5.   Le rapport de confirmation

Ce dernier type de rapport concerne les enseignants titulaires qui réussissent un concours pour passer d’un grade à un autre (d’un instituteur à un professeur de 1er cycle ou d’un professeur de 1er cycle à un PES), ces derniers sont astreints à une année de confirmation au terme de laquelle, ils font l’objet d’une inspection qui peut proposer leur confirmation dans le nouveau grade ou un retour à leur ancien grade. Ce rapport sera obligatoirement accompagné d’une note chiffrée.

 

Conclusion

Tels sont les différents rapports préparés par l’inspecteur  et les spécificités de chaque type, nous avons essayé de vous donner une idée générale dans un but d’information et non de formation et d’initiation à la rédaction de ces rapports, c’est là un deuxième aspect non moins important que l’information. Nous espérons que la direction des programmes et de la formation continue  organisera une autre rencontre  qui prendrait la forme d'un atelier associant information  et formation.

Merci de votre attention.

 

 Tunis le 3 octobre 1991,

Mongi Akrout, inspecteur principal de l'enseignement secondaire, (histoire et géographie)

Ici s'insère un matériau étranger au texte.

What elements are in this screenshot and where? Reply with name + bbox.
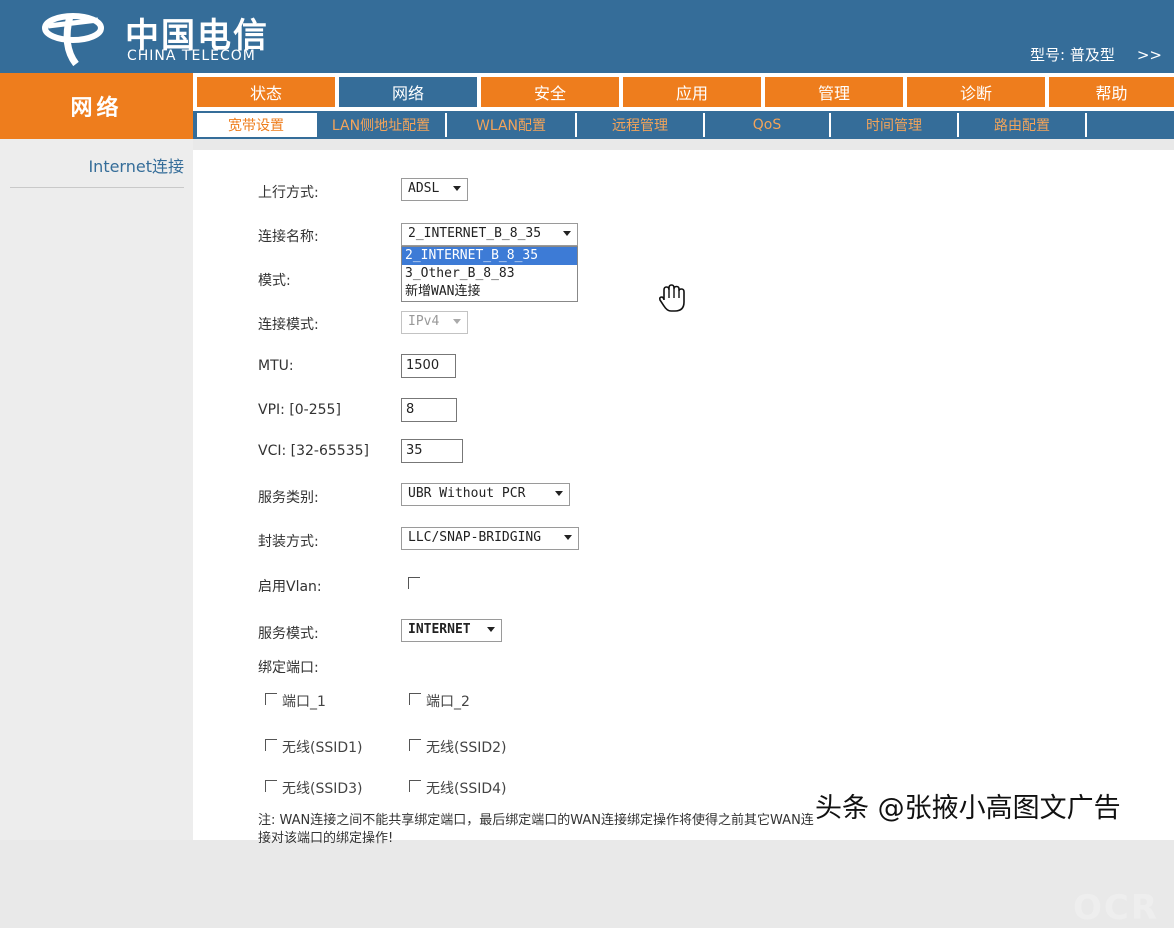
uplink-label: 上行方式:	[258, 185, 319, 201]
port1-checkbox[interactable]	[265, 693, 277, 705]
conn-mode-label: 连接模式:	[258, 317, 319, 333]
subtab-broadband[interactable]: 宽带设置	[197, 113, 317, 137]
conn-mode-select[interactable]: IPv4	[401, 311, 468, 334]
ssid4-checkbox[interactable]	[409, 780, 421, 792]
subtab-time[interactable]: 时间管理	[831, 113, 959, 137]
subtab-remote[interactable]: 远程管理	[577, 113, 705, 137]
conn-mode-value: IPv4	[408, 314, 440, 329]
chevron-down-icon	[487, 627, 495, 632]
subtab-wlan[interactable]: WLAN配置	[447, 113, 577, 137]
left-nav: Internet连接	[0, 139, 193, 840]
port2-label: 端口_2	[426, 694, 470, 710]
tab-help[interactable]: 帮助	[1049, 77, 1174, 107]
encap-select[interactable]: LLC/SNAP-BRIDGING	[401, 527, 579, 550]
collapse-chevron-icon[interactable]: >>	[1137, 46, 1162, 64]
conn-name-select[interactable]: 2_INTERNET_B_8_35	[401, 223, 578, 246]
encap-label: 封装方式:	[258, 534, 319, 550]
sub-nav: 宽带设置 LAN侧地址配置 WLAN配置 远程管理 QoS 时间管理 路由配置	[193, 111, 1174, 139]
ssid1-checkbox[interactable]	[265, 739, 277, 751]
tab-management[interactable]: 管理	[765, 77, 903, 107]
subtab-lan[interactable]: LAN侧地址配置	[317, 113, 447, 137]
port2-checkbox[interactable]	[409, 693, 421, 705]
source-watermark: 头条 @张掖小高图文广告	[815, 793, 1121, 824]
uplink-select[interactable]: ADSL	[401, 178, 468, 201]
uplink-value: ADSL	[408, 181, 440, 196]
service-mode-select[interactable]: INTERNET	[401, 619, 502, 642]
vci-input[interactable]: 35	[401, 439, 463, 463]
tab-diagnosis[interactable]: 诊断	[907, 77, 1045, 107]
service-mode-value: INTERNET	[408, 622, 471, 637]
port1-label: 端口_1	[282, 694, 326, 710]
chevron-down-icon	[564, 535, 572, 540]
bind-note: 注: WAN连接之间不能共享绑定端口，最后绑定端口的WAN连接绑定操作将使得之前…	[258, 813, 814, 846]
service-class-select[interactable]: UBR Without PCR	[401, 483, 570, 506]
encap-value: LLC/SNAP-BRIDGING	[408, 530, 542, 545]
tab-security[interactable]: 安全	[481, 77, 619, 107]
tab-status[interactable]: 状态	[197, 77, 335, 107]
vlan-label: 启用Vlan:	[258, 579, 322, 595]
ocr-watermark: OCR	[1073, 888, 1160, 928]
conn-name-label: 连接名称:	[258, 229, 319, 245]
conn-name-dropdown: 2_INTERNET_B_8_35 3_Other_B_8_83 新增WAN连接	[401, 246, 578, 302]
subtab-route[interactable]: 路由配置	[959, 113, 1087, 137]
ssid2-checkbox[interactable]	[409, 739, 421, 751]
section-title: 网络	[0, 73, 193, 139]
chevron-down-icon	[453, 319, 461, 324]
conn-name-option[interactable]: 2_INTERNET_B_8_35	[402, 247, 577, 265]
conn-name-option[interactable]: 3_Other_B_8_83	[402, 265, 577, 283]
content-panel: 上行方式: ADSL 连接名称: 2_INTERNET_B_8_35 2_INT…	[193, 150, 1174, 928]
hand-cursor-icon	[658, 284, 685, 312]
chevron-down-icon	[555, 491, 563, 496]
conn-name-option[interactable]: 新增WAN连接	[402, 283, 577, 301]
ssid2-label: 无线(SSID2)	[426, 740, 507, 756]
vci-label: VCI: [32-65535]	[258, 443, 369, 459]
service-mode-label: 服务模式:	[258, 626, 319, 642]
ssid3-checkbox[interactable]	[265, 780, 277, 792]
model-info: 型号: 普及型 >>	[1030, 44, 1162, 65]
mode-label: 模式:	[258, 273, 291, 289]
brand-english: CHINA TELECOM	[127, 48, 256, 64]
mtu-label: MTU:	[258, 358, 294, 374]
vlan-checkbox[interactable]	[408, 577, 420, 589]
subtab-qos[interactable]: QoS	[705, 113, 831, 137]
service-class-value: UBR Without PCR	[408, 486, 526, 501]
ssid4-label: 无线(SSID4)	[426, 781, 507, 797]
tab-network[interactable]: 网络	[339, 77, 477, 107]
china-telecom-logo: 中国电信 CHINA TELECOM	[40, 6, 300, 68]
chevron-down-icon	[453, 186, 461, 191]
vpi-label: VPI: [0-255]	[258, 402, 341, 418]
tab-application[interactable]: 应用	[623, 77, 761, 107]
telecom-logo-icon	[42, 13, 104, 67]
top-nav: 状态 网络 安全 应用 管理 诊断 帮助	[193, 73, 1174, 111]
vpi-input[interactable]: 8	[401, 398, 457, 422]
ssid3-label: 无线(SSID3)	[282, 781, 363, 797]
mtu-input[interactable]: 1500	[401, 354, 456, 378]
chevron-down-icon	[563, 231, 571, 236]
ssid1-label: 无线(SSID1)	[282, 740, 363, 756]
conn-name-value: 2_INTERNET_B_8_35	[408, 226, 542, 241]
header-bar: 中国电信 CHINA TELECOM 型号: 普及型 >>	[0, 0, 1174, 73]
model-label: 型号: 普及型	[1030, 46, 1115, 64]
service-class-label: 服务类别:	[258, 490, 319, 506]
bind-port-label: 绑定端口:	[258, 660, 319, 676]
leftnav-item-internet[interactable]: Internet连接	[10, 153, 184, 188]
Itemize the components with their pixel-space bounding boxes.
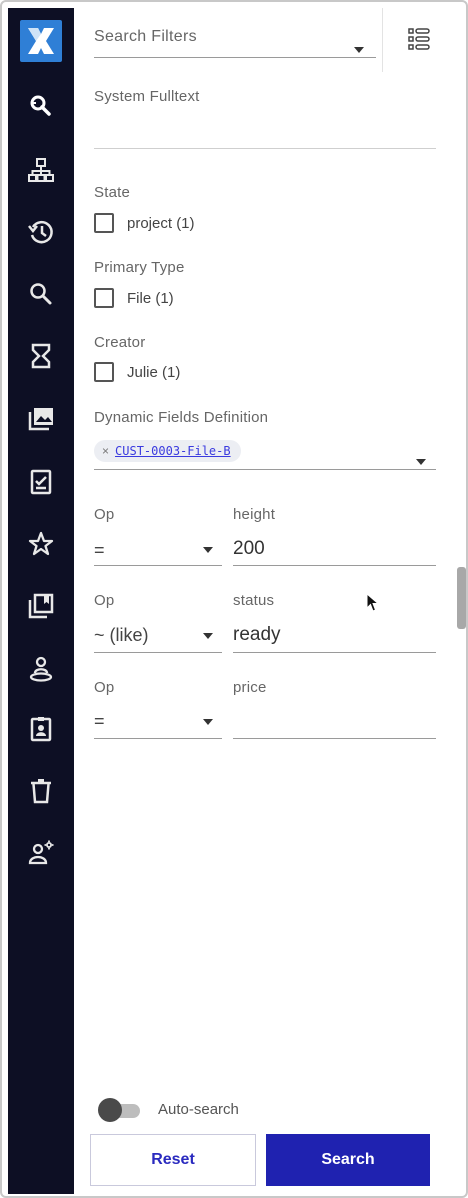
user-settings-icon — [28, 840, 54, 865]
state-label: State — [94, 184, 131, 201]
chip-label[interactable]: CUST-0003-File-B — [115, 444, 231, 458]
nav-library[interactable] — [25, 590, 57, 622]
op-label: Op — [94, 679, 115, 696]
dynamic-fields-chevron-icon[interactable] — [416, 459, 426, 465]
nav-search[interactable] — [25, 278, 57, 310]
collections-icon — [28, 408, 53, 431]
price-label: price — [233, 679, 267, 696]
toggle-knob — [98, 1098, 122, 1122]
badge-icon — [30, 717, 52, 742]
nav-tasks[interactable] — [25, 466, 57, 498]
state-project-label: project (1) — [127, 215, 195, 232]
primary-type-file-checkbox[interactable] — [94, 288, 114, 308]
op-select[interactable] — [94, 738, 222, 739]
hierarchy-icon — [28, 158, 54, 182]
history-icon — [28, 220, 53, 244]
view-toggle-button[interactable] — [404, 24, 434, 54]
op-chevron-icon[interactable] — [203, 547, 213, 553]
fulltext-input[interactable] — [94, 148, 436, 149]
library-icon — [28, 593, 54, 619]
op-label: Op — [94, 592, 115, 609]
op-value: = — [94, 540, 105, 560]
chevron-down-icon — [354, 47, 364, 53]
trash-icon — [31, 779, 51, 804]
auto-search-label: Auto-search — [158, 1101, 239, 1118]
height-label: height — [233, 506, 276, 523]
search-panel: Search Filters System Fulltext State pro — [74, 8, 462, 1194]
status-label: status — [233, 592, 275, 609]
dynamic-fields-select[interactable] — [94, 469, 436, 470]
op-value: ~ (like) — [94, 625, 149, 645]
search-filters-select[interactable]: Search Filters — [94, 22, 376, 58]
op-value: = — [94, 711, 105, 731]
status-value: ready — [233, 624, 281, 645]
user-location-icon — [29, 656, 53, 682]
op-chevron-icon[interactable] — [203, 719, 213, 725]
nav-hierarchy[interactable] — [25, 154, 57, 186]
nav-collections[interactable] — [25, 403, 57, 435]
price-input[interactable] — [233, 738, 436, 739]
op-select[interactable] — [94, 652, 222, 653]
nav-user-settings[interactable] — [25, 836, 57, 868]
scrollbar-thumb[interactable] — [457, 567, 466, 629]
primary-type-file-label: File (1) — [127, 290, 174, 307]
sidebar — [8, 8, 74, 1194]
height-value: 200 — [233, 538, 265, 559]
divider — [382, 8, 383, 72]
tasks-icon — [30, 469, 52, 495]
nav-hourglass[interactable] — [25, 340, 57, 372]
search-icon — [30, 283, 52, 305]
creator-label: Creator — [94, 334, 146, 351]
app-logo[interactable] — [20, 20, 62, 62]
mouse-cursor-icon — [366, 593, 380, 612]
status-input[interactable] — [233, 652, 436, 653]
nav-trash[interactable] — [25, 775, 57, 807]
list-view-icon — [408, 28, 430, 50]
search-filters-label: Search Filters — [94, 28, 197, 45]
op-select[interactable] — [94, 565, 222, 566]
state-project-checkbox[interactable] — [94, 213, 114, 233]
reset-button[interactable]: Reset — [90, 1134, 256, 1186]
dynamic-fields-label: Dynamic Fields Definition — [94, 409, 269, 426]
chip-remove-icon[interactable]: × — [102, 444, 109, 458]
nav-favorites[interactable] — [25, 528, 57, 560]
creator-julie-checkbox[interactable] — [94, 362, 114, 382]
nav-user-location[interactable] — [25, 653, 57, 685]
nav-search-zoom[interactable] — [25, 90, 57, 122]
nav-history[interactable] — [25, 216, 57, 248]
op-chevron-icon[interactable] — [203, 633, 213, 639]
search-zoom-icon — [30, 95, 51, 116]
creator-julie-label: Julie (1) — [127, 364, 181, 381]
app-frame: Search Filters System Fulltext State pro — [0, 0, 468, 1198]
fulltext-label: System Fulltext — [94, 88, 200, 105]
search-button[interactable]: Search — [266, 1134, 430, 1186]
hourglass-icon — [31, 343, 51, 369]
height-input[interactable] — [233, 565, 436, 566]
x-logo-icon — [28, 28, 54, 54]
star-icon — [28, 531, 54, 556]
auto-search-toggle[interactable] — [98, 1098, 144, 1122]
primary-type-label: Primary Type — [94, 259, 185, 276]
dynamic-field-chip: × CUST-0003-File-B — [94, 440, 241, 462]
search-header: Search Filters — [74, 8, 462, 72]
op-label: Op — [94, 506, 115, 523]
nav-badge[interactable] — [25, 713, 57, 745]
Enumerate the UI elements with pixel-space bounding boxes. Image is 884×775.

Pour accéder à la version Arabe, cliquer ici



[1] Décret 110/1973  en date  du 17 /3/1973 , portant statut particulier des personnels de l’inspection pédagogique du M.E.N

[2]  Circulaire 10-88 émanant de la dirction des programmes et de la formation continue en date du 29 janvier 1988.

[3] Cette typologie est l’œuvre du professeur Abdelaziz Ben Youssef – inspecteur principal  .

[4] A.B.Youssef op.cit

[5] La circulaire  fixe le délai de la remise du rapport d’assistance à deux semaines

[6] Note de service 8853 émanant de la direction de l’enseignement  secondaire en date du 26 /1/ 1976 portant sur le stage pédagogique.

[7] Circulaire 43/1991 émanant du cabinet en date du 8 mai 1991 fixant le nombre d’absence qui entraine  l’obligation de refaire le stage de 1er année, ( si le taux d’absence dépasse le tiers des séances)

[8] Circulaire 185/1976  émanant  de la direction de l’enseignement  secondaire en date du 8 /11/ 1976.